What Is Constructive Notice In An Orlando Negligent Security Case?
The Orlando Sentinel recently ran a story that I struck me as particularly instructive regarding Florida law as it applied to negligent security cases. The story involved the tragic death of one person, and significant injury to another, following a shooting at the NorthBridge apartment complex near the Mall at Millenia in Orlando. According to the report, law enforcement officials are not releasing the names of the victims at this time.
The interesting thing to me, as an Orlando negligent security lawyer, was the second part of the Sentinel story, where the writer, Susan Jacobson, referenced another recent shooting in the same area around the Mall at Millenia. That shooting occurred at the Villages on Millenia, and involved another tragic, fatal shooting.
One of the big challenges we face when we handle a Florida negligent security case is the issue of constructive notice. Constructive notice is the legal theory that can be used to hold a defendant accountable for information that the defendant “should have known” if the defendant has used reasonable care.

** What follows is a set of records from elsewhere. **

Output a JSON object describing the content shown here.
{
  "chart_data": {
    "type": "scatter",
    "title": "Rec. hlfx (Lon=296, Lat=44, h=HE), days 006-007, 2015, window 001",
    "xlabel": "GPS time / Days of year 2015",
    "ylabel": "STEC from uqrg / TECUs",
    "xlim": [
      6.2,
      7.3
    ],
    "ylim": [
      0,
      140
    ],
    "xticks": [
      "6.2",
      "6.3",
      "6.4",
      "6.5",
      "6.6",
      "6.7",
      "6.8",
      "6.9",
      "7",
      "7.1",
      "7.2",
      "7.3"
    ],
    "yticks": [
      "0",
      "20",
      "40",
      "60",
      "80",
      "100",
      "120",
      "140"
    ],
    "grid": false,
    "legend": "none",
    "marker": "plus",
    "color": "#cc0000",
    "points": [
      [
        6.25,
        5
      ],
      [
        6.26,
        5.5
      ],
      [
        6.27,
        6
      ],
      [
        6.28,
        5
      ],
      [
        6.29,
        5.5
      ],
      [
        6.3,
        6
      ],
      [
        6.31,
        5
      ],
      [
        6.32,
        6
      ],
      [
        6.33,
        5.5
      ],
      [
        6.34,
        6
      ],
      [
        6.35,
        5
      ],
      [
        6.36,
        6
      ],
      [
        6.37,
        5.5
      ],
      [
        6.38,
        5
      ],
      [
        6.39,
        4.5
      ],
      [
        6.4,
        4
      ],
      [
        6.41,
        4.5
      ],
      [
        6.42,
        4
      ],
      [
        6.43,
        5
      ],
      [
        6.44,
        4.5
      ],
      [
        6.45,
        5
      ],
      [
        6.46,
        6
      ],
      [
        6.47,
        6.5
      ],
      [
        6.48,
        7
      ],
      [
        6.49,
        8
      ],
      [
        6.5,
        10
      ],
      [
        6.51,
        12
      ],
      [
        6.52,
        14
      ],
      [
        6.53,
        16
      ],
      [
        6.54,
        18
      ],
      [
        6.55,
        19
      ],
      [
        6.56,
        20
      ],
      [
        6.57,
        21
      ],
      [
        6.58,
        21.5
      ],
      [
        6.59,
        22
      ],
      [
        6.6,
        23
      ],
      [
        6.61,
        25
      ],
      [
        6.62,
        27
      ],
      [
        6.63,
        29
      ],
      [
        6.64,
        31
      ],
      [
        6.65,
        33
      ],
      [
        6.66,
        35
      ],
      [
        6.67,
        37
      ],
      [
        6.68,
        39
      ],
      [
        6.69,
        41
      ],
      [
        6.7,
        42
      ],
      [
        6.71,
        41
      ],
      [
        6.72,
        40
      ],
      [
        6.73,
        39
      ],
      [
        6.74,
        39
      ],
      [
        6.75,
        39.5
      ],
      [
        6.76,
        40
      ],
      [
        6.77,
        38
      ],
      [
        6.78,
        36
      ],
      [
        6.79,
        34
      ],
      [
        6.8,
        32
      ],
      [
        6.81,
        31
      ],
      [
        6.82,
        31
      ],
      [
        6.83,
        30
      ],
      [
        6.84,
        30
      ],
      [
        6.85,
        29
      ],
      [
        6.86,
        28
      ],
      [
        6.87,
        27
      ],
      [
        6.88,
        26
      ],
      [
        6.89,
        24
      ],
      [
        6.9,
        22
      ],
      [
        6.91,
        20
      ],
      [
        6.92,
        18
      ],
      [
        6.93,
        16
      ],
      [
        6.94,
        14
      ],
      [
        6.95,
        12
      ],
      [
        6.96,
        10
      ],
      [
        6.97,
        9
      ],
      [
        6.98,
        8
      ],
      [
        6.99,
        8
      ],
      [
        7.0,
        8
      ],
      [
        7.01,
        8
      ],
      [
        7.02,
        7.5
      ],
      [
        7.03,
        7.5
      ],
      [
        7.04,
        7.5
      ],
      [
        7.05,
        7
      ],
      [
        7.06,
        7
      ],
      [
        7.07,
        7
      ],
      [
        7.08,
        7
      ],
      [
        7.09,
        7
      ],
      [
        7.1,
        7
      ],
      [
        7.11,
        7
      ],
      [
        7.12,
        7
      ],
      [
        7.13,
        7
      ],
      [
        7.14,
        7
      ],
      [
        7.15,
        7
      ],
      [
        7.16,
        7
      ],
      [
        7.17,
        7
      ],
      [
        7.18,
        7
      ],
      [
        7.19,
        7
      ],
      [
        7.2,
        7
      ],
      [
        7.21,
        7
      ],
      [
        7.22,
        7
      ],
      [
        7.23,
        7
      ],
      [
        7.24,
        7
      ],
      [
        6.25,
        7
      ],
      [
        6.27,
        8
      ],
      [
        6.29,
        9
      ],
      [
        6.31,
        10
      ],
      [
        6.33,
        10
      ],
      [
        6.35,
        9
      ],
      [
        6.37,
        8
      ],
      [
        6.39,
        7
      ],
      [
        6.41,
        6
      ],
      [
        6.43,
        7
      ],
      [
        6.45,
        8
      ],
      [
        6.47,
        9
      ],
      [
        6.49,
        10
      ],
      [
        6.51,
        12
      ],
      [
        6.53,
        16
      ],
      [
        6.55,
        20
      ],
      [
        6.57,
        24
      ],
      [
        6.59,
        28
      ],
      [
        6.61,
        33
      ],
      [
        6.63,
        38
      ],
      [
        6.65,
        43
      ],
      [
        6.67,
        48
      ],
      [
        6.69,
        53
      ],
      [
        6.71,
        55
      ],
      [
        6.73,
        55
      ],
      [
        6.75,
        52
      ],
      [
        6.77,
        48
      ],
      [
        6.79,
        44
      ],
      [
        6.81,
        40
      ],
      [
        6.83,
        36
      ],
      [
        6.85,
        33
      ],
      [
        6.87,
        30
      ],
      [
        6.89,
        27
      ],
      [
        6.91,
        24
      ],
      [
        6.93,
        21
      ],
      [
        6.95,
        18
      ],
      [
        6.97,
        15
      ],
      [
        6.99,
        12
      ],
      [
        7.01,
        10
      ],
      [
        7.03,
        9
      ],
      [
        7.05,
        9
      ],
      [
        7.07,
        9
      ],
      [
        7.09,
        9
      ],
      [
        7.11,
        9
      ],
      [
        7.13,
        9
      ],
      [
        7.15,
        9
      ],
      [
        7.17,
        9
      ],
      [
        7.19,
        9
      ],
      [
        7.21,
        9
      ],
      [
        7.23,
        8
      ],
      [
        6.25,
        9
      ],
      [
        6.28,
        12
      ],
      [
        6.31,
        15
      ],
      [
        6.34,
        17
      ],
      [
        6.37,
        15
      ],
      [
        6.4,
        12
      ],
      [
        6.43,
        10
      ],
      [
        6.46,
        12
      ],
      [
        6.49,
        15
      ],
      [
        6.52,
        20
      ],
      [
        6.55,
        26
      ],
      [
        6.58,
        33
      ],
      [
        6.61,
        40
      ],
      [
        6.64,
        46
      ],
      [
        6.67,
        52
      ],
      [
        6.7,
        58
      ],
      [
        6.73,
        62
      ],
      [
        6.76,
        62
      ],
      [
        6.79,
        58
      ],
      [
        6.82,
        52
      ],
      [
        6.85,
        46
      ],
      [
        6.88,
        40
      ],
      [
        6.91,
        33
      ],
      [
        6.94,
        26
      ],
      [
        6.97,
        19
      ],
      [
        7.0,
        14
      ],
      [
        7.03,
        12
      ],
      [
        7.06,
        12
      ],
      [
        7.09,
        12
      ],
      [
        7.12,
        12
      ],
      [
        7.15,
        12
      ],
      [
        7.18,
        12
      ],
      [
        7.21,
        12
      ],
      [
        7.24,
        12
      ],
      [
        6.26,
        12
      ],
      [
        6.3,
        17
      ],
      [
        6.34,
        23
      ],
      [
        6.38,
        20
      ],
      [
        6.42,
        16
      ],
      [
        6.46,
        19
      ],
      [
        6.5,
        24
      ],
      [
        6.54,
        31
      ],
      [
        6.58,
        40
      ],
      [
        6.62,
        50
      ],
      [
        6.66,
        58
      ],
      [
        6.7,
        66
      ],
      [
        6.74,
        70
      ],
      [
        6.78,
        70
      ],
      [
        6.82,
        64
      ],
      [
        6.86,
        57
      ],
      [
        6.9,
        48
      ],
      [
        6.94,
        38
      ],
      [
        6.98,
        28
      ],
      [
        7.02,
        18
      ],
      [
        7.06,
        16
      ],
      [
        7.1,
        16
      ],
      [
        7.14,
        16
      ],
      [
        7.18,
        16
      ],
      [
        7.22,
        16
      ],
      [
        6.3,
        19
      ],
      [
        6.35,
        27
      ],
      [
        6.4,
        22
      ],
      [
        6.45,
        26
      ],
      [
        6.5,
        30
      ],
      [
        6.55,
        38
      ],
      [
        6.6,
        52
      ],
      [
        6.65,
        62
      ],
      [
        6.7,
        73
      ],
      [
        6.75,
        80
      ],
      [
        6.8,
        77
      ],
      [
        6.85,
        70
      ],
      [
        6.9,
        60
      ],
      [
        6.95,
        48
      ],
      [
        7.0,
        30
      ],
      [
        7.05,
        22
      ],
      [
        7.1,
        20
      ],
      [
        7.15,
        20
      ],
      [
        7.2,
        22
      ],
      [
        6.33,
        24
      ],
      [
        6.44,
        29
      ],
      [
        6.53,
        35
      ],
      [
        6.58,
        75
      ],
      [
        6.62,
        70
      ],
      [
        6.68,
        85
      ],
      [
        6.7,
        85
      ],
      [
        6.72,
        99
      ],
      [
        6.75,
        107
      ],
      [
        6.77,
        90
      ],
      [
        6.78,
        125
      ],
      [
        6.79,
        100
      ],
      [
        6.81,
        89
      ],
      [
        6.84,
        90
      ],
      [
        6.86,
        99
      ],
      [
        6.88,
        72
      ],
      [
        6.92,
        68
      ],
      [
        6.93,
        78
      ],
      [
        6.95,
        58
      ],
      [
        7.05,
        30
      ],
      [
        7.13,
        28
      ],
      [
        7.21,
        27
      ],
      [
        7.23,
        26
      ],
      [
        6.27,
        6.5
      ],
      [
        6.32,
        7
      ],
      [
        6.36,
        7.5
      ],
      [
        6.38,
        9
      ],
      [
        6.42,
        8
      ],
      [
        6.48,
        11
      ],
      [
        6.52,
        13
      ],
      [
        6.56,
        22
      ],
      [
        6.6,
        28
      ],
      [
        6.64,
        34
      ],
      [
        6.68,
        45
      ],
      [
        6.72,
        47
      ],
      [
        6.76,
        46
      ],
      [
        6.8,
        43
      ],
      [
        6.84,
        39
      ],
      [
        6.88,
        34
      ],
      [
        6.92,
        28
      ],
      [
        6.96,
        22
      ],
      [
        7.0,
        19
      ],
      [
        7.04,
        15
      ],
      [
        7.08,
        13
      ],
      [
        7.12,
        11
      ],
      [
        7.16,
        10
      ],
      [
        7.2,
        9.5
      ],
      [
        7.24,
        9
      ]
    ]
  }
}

Defendants in negligent security cases almost always argue that there is no way that they could have known that a violent act was going to happen to a victim on their premises. Constructive notice allows us to utilize data and other information regarding violent crimes and other activity in a certain geographic area to argue that a business owner in a particular instance should have anticipated a bad act and provided security against it.
The news article referenced above, and that fact that there have been two fatal shootings in apartments near the Mall at Millenia in less than one month should move every apartment complex in that area into ACTION — beefing up security measures in every aspect of operations, in order to keep residents and guests safe from the kinds of crimes that are – now, very obviously — going on in that area.